1. Contact pressure data from PSM
2. Physiologic monitor data including blood oxygen saturation (SpO2), heart rate (HR), pulse rate (PR), respiratory rate (RR), and the alarms associated with each of these physiologic data streams. This data is collected from monitors that the patient has attached as part of their usual care.
3. Video of the patient
4. Event annotations collected by a bedside research assistant on a PC, laptop or tablet.
* All data will be de-identified using unique study identifiers. The NICU research team will assign these study identifiers and keep this information on a Master Study List separate from all recorded data.
* The PSM connects to an X3 Pro Sensor Pack that feeds into an X3 Pro Electronic Platform that is connected via USB to a laptop running the X3 Pro software. The X3 Pro software is used to record PSM data and video simultaneously. The PSM is powered from an approved AC power supply and is connected to the data acquisition computer via USB. The XSensor PSM system is already being used with adult patients, however, the electrical safety of our final configuration will also be established through independent inspection (see below). The pressure mat will be covered by one or more bedsheets at all times. The baby will not be permitted to come in contact with the mat to reduce the risk of electrical shock and airway obstruction.

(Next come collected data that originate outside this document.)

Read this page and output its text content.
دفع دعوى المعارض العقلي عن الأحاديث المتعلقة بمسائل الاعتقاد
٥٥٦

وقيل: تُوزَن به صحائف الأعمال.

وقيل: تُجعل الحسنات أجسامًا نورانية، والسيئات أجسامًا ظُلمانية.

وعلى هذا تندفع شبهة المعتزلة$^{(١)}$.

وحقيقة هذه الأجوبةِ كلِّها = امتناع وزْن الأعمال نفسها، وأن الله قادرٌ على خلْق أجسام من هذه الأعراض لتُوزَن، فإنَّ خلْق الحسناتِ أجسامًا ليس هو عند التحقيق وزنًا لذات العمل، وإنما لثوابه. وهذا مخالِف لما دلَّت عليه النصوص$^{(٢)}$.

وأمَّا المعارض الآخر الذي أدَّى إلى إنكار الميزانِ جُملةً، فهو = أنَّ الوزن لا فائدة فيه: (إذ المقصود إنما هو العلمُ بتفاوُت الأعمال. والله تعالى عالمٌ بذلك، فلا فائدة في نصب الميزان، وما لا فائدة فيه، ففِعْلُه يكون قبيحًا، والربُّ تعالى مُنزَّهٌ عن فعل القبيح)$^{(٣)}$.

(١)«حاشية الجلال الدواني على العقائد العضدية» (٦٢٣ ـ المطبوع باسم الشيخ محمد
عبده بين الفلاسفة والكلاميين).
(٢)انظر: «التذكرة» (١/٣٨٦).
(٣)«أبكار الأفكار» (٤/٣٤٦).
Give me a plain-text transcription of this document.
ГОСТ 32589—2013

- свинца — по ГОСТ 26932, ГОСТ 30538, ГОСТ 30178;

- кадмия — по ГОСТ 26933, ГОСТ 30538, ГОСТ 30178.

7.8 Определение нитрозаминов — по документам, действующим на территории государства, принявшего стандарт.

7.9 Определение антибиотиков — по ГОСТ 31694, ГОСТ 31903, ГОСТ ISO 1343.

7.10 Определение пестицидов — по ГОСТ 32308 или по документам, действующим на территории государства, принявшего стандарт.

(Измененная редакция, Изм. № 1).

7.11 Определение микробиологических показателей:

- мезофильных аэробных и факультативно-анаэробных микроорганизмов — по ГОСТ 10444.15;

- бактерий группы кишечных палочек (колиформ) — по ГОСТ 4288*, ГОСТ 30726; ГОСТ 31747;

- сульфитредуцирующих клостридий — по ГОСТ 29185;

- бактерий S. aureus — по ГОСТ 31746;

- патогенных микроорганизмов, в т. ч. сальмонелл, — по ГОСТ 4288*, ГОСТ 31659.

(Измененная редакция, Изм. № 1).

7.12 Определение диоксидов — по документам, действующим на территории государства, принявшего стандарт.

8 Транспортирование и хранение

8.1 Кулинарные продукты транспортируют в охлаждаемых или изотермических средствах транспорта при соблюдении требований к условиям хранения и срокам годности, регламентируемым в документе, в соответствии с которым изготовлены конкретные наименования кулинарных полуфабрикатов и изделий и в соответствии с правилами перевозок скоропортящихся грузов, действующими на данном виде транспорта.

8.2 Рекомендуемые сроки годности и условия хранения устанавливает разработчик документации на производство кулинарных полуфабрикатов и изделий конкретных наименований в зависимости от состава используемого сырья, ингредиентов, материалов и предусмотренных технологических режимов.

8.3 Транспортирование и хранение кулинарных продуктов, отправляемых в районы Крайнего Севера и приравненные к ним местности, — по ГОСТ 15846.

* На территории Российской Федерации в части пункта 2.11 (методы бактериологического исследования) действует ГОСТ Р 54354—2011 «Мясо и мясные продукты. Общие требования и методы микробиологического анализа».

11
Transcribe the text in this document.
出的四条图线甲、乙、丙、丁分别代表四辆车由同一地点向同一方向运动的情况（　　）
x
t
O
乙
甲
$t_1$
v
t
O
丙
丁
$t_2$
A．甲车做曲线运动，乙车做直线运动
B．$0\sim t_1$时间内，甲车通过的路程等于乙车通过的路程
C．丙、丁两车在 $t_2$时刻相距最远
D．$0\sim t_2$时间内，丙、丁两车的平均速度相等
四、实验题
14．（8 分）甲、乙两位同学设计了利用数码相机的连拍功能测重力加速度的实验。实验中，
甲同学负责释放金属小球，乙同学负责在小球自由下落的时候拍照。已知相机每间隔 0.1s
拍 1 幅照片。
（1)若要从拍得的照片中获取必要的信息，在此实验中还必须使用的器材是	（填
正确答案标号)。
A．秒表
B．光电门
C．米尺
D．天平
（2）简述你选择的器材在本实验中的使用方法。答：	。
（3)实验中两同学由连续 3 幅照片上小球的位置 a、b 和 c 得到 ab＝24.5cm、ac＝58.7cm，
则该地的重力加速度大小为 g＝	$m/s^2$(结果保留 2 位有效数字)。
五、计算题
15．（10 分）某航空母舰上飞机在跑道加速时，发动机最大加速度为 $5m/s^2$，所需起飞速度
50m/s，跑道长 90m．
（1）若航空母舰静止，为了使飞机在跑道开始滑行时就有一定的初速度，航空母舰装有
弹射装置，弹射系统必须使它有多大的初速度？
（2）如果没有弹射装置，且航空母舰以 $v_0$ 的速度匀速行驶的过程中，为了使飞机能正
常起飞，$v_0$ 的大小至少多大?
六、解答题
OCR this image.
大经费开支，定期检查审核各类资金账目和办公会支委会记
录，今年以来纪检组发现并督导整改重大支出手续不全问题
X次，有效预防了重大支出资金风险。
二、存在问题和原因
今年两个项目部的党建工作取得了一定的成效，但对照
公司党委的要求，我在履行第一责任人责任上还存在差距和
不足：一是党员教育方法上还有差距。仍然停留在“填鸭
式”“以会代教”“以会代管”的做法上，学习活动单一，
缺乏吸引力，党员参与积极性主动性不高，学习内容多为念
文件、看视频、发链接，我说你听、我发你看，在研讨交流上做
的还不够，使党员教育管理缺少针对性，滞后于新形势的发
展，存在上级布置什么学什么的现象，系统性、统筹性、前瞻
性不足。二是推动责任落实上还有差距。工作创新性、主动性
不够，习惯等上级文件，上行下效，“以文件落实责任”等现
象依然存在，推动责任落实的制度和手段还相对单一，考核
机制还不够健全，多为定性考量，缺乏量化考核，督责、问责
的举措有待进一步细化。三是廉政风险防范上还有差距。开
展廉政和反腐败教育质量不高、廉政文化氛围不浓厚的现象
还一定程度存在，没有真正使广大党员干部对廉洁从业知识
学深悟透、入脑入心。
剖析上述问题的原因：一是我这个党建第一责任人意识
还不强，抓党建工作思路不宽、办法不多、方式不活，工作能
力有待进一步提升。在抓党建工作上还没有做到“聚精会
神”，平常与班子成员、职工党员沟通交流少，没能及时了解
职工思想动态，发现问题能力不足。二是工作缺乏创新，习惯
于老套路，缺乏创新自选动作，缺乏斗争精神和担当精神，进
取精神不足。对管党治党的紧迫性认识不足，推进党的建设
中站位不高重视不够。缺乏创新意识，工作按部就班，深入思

* Bench tests will be conducted by CHEO Clinical Engineering to confirm that leakage current measurements from the mat and the entire system will meet the limits published in Requirement EN60601. If any deficiencies are identified alternations to the system will then be completed prior to a special inspection by Canadian Standards Association (CSA). A special electro medical inspection will be arranged with CSA for the final configuration of PSM, laptop, and power supplies.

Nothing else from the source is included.